Des andern Tages begab ich mich an Bord des Schooners, um Bob Croß meine Befehle zu geben, worauf ich zu Mr. Fraser zurückkehrte, um bei ihm einen Brief an Mr. Vanderwelt zu schreiben; auch an Minnie legte ich ein Blatt bei, was ich früher nie gethan hatte. Daß die Träumereien der letzten Nacht sehr auf mich gewirkt hatten, war klar, denn ich schrieb sehr viel, während ich vor meiner Ankunft zu Curaçao mir nicht zu helfen gewußt haben würde, wenn ich ihr nur zehn Zeilen hätte schreiben sollen. Ich sagte ihr, daß ich in dem nämlichen Stuhle sitze und in demselben Zimmer schlafe, daß mir meine ganze Umgebung ihr liebes Gesichtchen und die glücklichen Stunden, die wir hier gemeinschaftlich verbracht, vergegenwärtigten, daß mir Mr. Fraser gesagt habe, wie sie herangewachsen und nicht mehr die kleine Minnie sei, die mich sonst zu küssen pflegte u. s. w.

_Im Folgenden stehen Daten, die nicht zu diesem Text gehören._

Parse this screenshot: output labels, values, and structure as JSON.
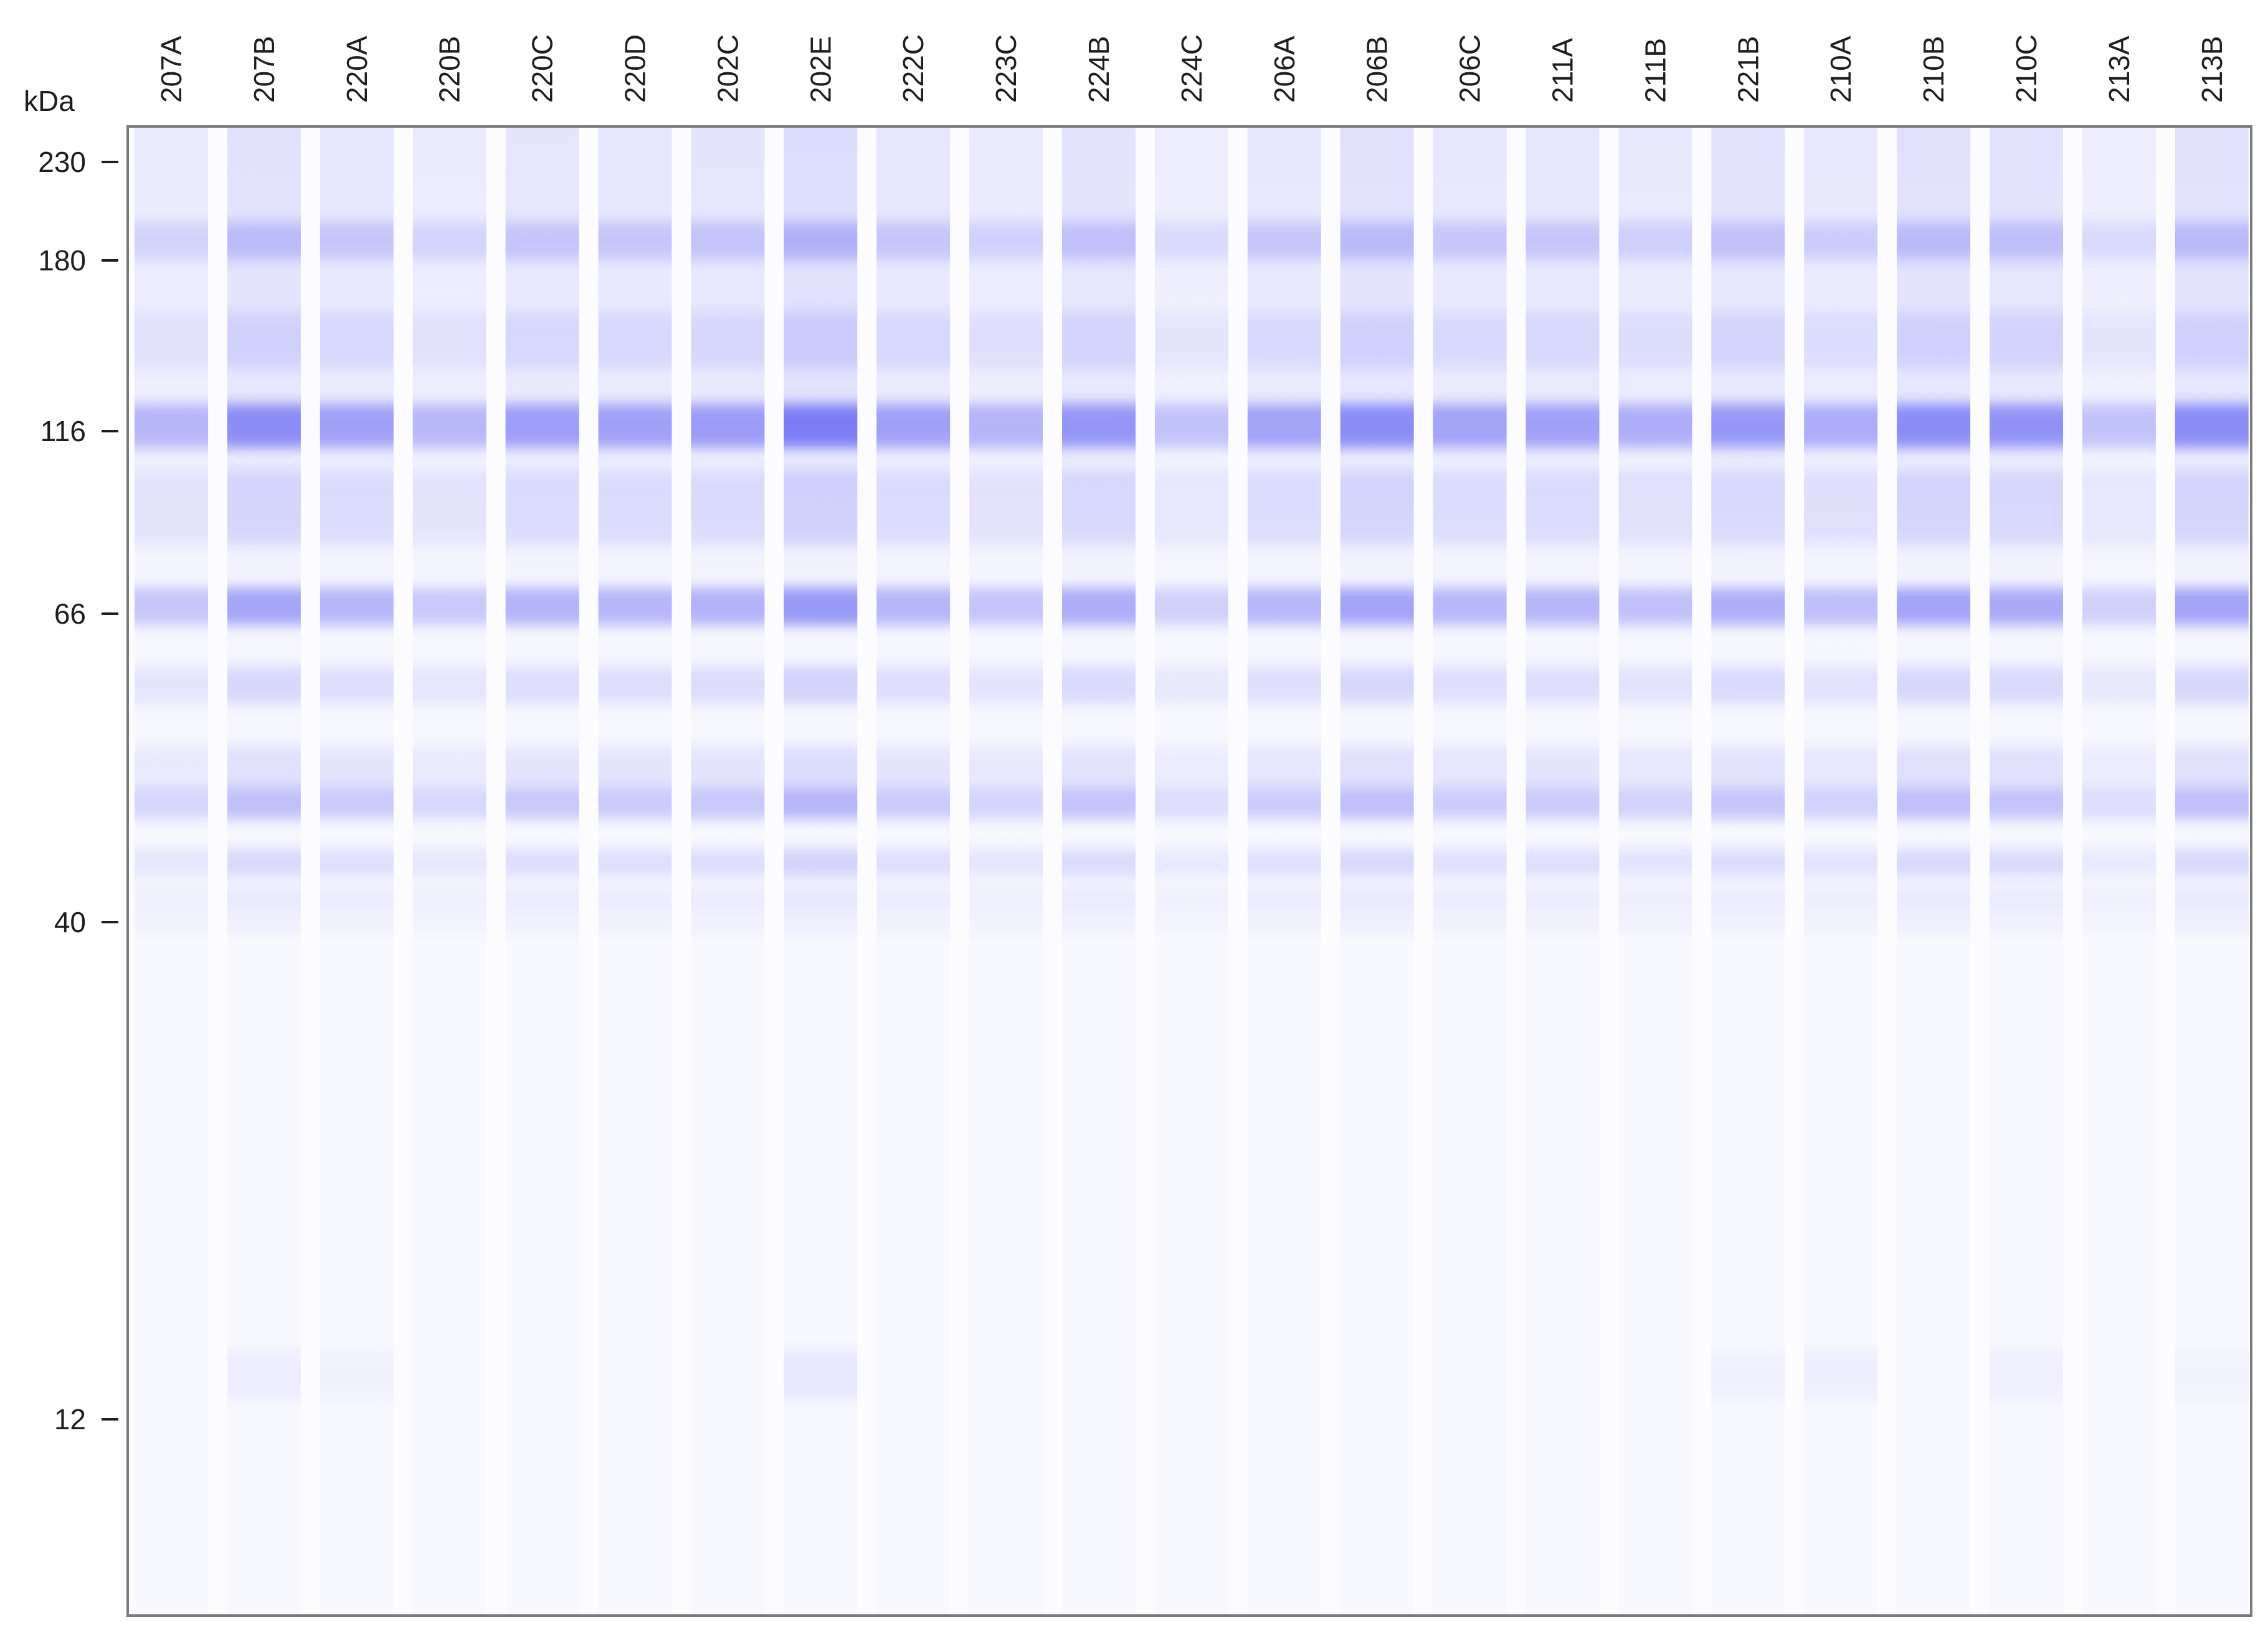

Kurz, mein Brief trug eben so sehr den Charakter der Zärtlichkeit, als den der Romantik, und als ich ihn wieder überlas, konnte ich mich nicht genug über meine eigene Beredsamkeit wundern. Ich bat Mr. Vanderwelt, mir sobald als möglich zu schreiben und ausführlichen Bericht über ihr ganzes Thun und Treiben zu erstatten. Dann siegelte ich meinen Brief, warf mich in meinen Stuhl zurück, und erging mich abermals in den Träumereien der vorigen Nacht. In meinem Herzen war plötzlich ein neues Gefühl aufgeschossen, das ein furchtbarer Nebenbuhler meines Ehrgeizes zu werden drohte.

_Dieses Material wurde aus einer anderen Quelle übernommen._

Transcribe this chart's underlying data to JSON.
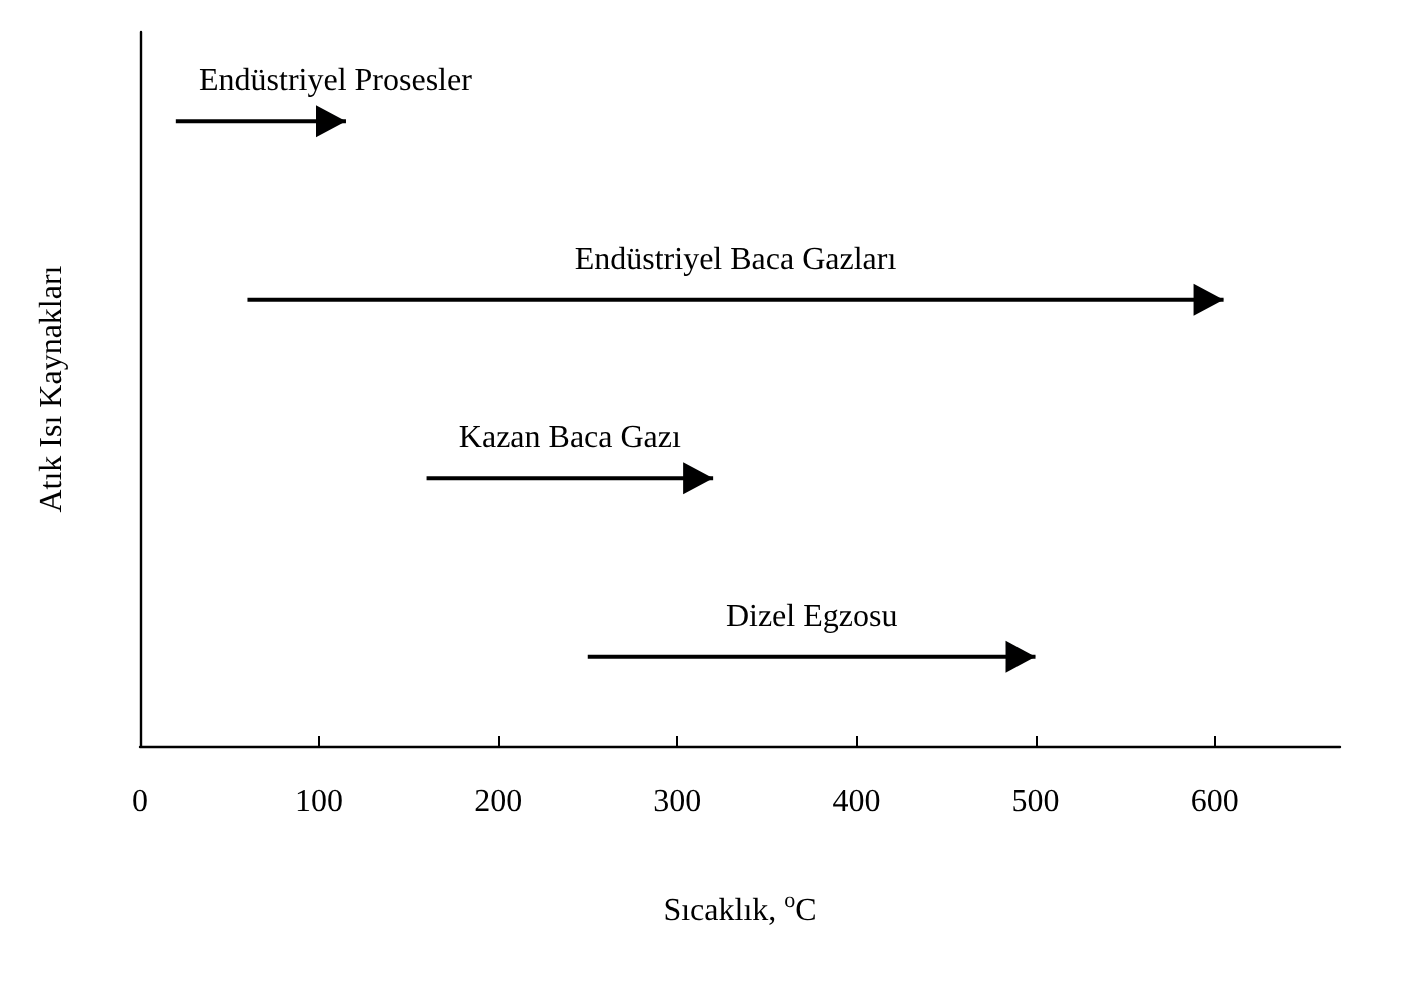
{
  "chart_data": {
    "type": "bar",
    "orientation": "horizontal",
    "xlabel": "Sıcaklık, $^{o}$C",
    "ylabel": "Atık Isı Kaynakları",
    "categories": [
      "Endüstriyel Prosesler",
      "Endüstriyel Baca Gazları",
      "Kazan Baca Gazı",
      "Dizel Egzosu"
    ],
    "base": [
      20,
      60,
      160,
      250
    ],
    "values": [
      95,
      545,
      160,
      250
    ],
    "color": "#000000",
    "xlim": [
      0,
      670
    ],
    "xticks": [
      0,
      100,
      200,
      300,
      400,
      500,
      600
    ],
    "tick_labels": "x"
  }
}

In zwei Tagen war der Firefly fahrfertig, wovon ich Kapitän C– Meldung erstattete. Er gab mir den Befehl, sechs Wochen zu kreuzen und mich dann zu dem Admiral in Port-Royal zurückzubegeben, wenn es nicht allenfalls die Umstände räthlich machen sollten, an Curaçao zu landen. Die Kriegsboote erhielten Auftrag, den Firefly vermittelst des Schlepptau's aus dem Hafen zu bringen, und ich befand mich abermals auf der weiten blauen See, auf welcher mein Schooner wie ein Delphin dahinschoß.

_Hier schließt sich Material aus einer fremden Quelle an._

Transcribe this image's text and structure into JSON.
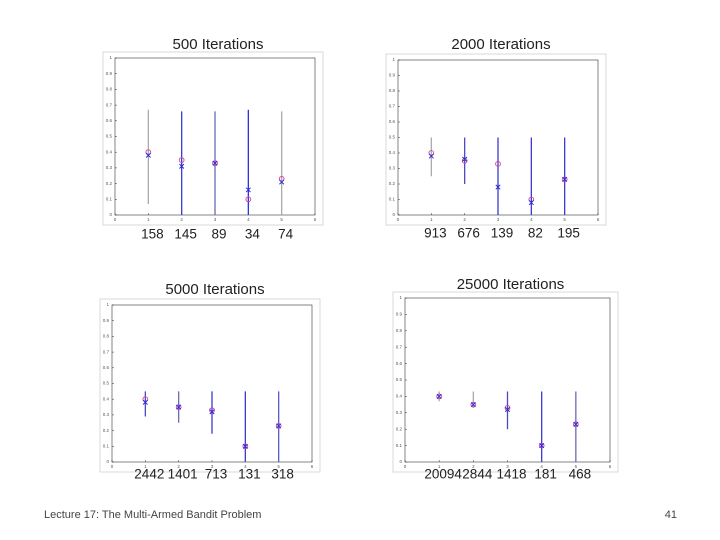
{
  "chart_data": [
    {
      "type": "errorbar",
      "title": "500 Iterations",
      "categories": [
        1,
        2,
        3,
        4,
        5
      ],
      "means": [
        0.4,
        0.35,
        0.33,
        0.1,
        0.23
      ],
      "estimates": [
        0.38,
        0.31,
        0.33,
        0.16,
        0.21
      ],
      "low": [
        0.07,
        0,
        0,
        0,
        0
      ],
      "high": [
        0.67,
        0.66,
        0.66,
        0.67,
        0.66
      ],
      "interval_colors": [
        "#aaaaaa",
        "#3a3ad0",
        "#6a6ab8",
        "#2f2fe0",
        "#aaaaaa"
      ],
      "counts": [
        158,
        145,
        89,
        34,
        74
      ],
      "xlim": [
        0,
        6
      ],
      "xticks": [
        0,
        1,
        2,
        3,
        4,
        5,
        6
      ],
      "ylim": [
        0,
        1
      ],
      "yticks": [
        0,
        0.1,
        0.2,
        0.3,
        0.4,
        0.5,
        0.6,
        0.7,
        0.8,
        0.9,
        1
      ]
    },
    {
      "type": "errorbar",
      "title": "2000 Iterations",
      "categories": [
        1,
        2,
        3,
        4,
        5
      ],
      "means": [
        0.4,
        0.35,
        0.33,
        0.1,
        0.23
      ],
      "estimates": [
        0.38,
        0.36,
        0.18,
        0.08,
        0.23
      ],
      "low": [
        0.25,
        0.2,
        0,
        0,
        0
      ],
      "high": [
        0.5,
        0.5,
        0.5,
        0.5,
        0.5
      ],
      "interval_colors": [
        "#aaaaaa",
        "#4a4ac0",
        "#3a3ad0",
        "#3a3ad0",
        "#3a3ad0"
      ],
      "counts": [
        913,
        676,
        139,
        82,
        195
      ],
      "xlim": [
        0,
        6
      ],
      "xticks": [
        0,
        1,
        2,
        3,
        4,
        5,
        6
      ],
      "ylim": [
        0,
        1
      ],
      "yticks": [
        0,
        0.1,
        0.2,
        0.3,
        0.4,
        0.5,
        0.6,
        0.7,
        0.8,
        0.9,
        1
      ]
    },
    {
      "type": "errorbar",
      "title": "5000 Iterations",
      "categories": [
        1,
        2,
        3,
        4,
        5
      ],
      "means": [
        0.4,
        0.35,
        0.33,
        0.1,
        0.23
      ],
      "estimates": [
        0.38,
        0.35,
        0.32,
        0.1,
        0.23
      ],
      "low": [
        0.29,
        0.25,
        0.18,
        0,
        0
      ],
      "high": [
        0.45,
        0.45,
        0.45,
        0.45,
        0.45
      ],
      "interval_colors": [
        "#4a4ac0",
        "#6a6ab8",
        "#3a3ad0",
        "#3a3ad0",
        "#5a5ac8"
      ],
      "counts": [
        2442,
        1401,
        713,
        131,
        318
      ],
      "xlim": [
        0,
        6
      ],
      "xticks": [
        0,
        1,
        2,
        3,
        4,
        5,
        6
      ],
      "ylim": [
        0,
        1
      ],
      "yticks": [
        0,
        0.1,
        0.2,
        0.3,
        0.4,
        0.5,
        0.6,
        0.7,
        0.8,
        0.9,
        1
      ]
    },
    {
      "type": "errorbar",
      "title": "25000 Iterations",
      "categories": [
        1,
        2,
        3,
        4,
        5
      ],
      "means": [
        0.4,
        0.35,
        0.33,
        0.1,
        0.23
      ],
      "estimates": [
        0.4,
        0.35,
        0.32,
        0.1,
        0.23
      ],
      "low": [
        0.37,
        0.33,
        0.2,
        0,
        0
      ],
      "high": [
        0.43,
        0.43,
        0.43,
        0.43,
        0.43
      ],
      "interval_colors": [
        "#aaaaaa",
        "#aaaaaa",
        "#4a4ac0",
        "#3a3ad0",
        "#6a6ab8"
      ],
      "counts": [
        20094,
        2844,
        1418,
        181,
        468
      ],
      "xlim": [
        0,
        6
      ],
      "xticks": [
        0,
        1,
        2,
        3,
        4,
        5,
        6
      ],
      "ylim": [
        0,
        1
      ],
      "yticks": [
        0,
        0.1,
        0.2,
        0.3,
        0.4,
        0.5,
        0.6,
        0.7,
        0.8,
        0.9,
        1
      ]
    }
  ],
  "footer": {
    "text": "Lecture 17: The Multi-Armed Bandit Problem",
    "page": 41
  }
}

Wir kreuzten vierzehn Tage, ohne eines anderen Fahrzeugs, als der Najas ansichtig zu werden. Ich hatte gefürchtet, der Kapitän möchte meine Beihülfe verlangen; er hielt jedoch sein Schiff für stark genug, um im Falle eines Zusammentreffens die Brigg sammt dem Schooner zu meistern, und wünschte nicht, daß die Prisengelder mit der Mannschaft des Firefly getheilt würden, weßhalb er mir gestattete, meinen eigenen Weg zu gehen, indem er, als ich über Bord steigen wollte, lachend zu mir sagte:

»Trifft man Sie, so werden Sie gekapert, und dann ist's unsere Aufgabe, dem Feinde Ihren Schooner wieder abzujagen.«

»Je nun, so hoffe ich, daß Sie Ihres Versprechens eingedenk bleiben, Sir,« versetzte ich. »Ich werde mich auf Sie verlassen.«

Während der ersten vierzehn Tage meiner Fahrt hatte ich mir alle Mühe gegeben, die Leute auf das Geschütz und namentlich auf die große Kanone recht einzuüben. Auf letzterer hatte ich ein treffliches Visir angebracht, das sie recht gut brauchen konnte. Wir hatten zwei oder drei Tage Windstille, während welcher mehrere Stunden des Tages nach einem Ziele geschossen wurde; und nun unsere Kanone mit einem Absehen ausgestattet war, fand ich, daß in Folge vorgenannter kleiner Uebung meine Leute ihr Geschütz so geschickt zu behandeln wußten, daß sie auf ziemliche Entfernung sehr kleine Gegenstände treffen konnten. Die Gewandtesten unter der ganzen Mannschaft blieben jedoch der Geschützmeister und Bob Croß.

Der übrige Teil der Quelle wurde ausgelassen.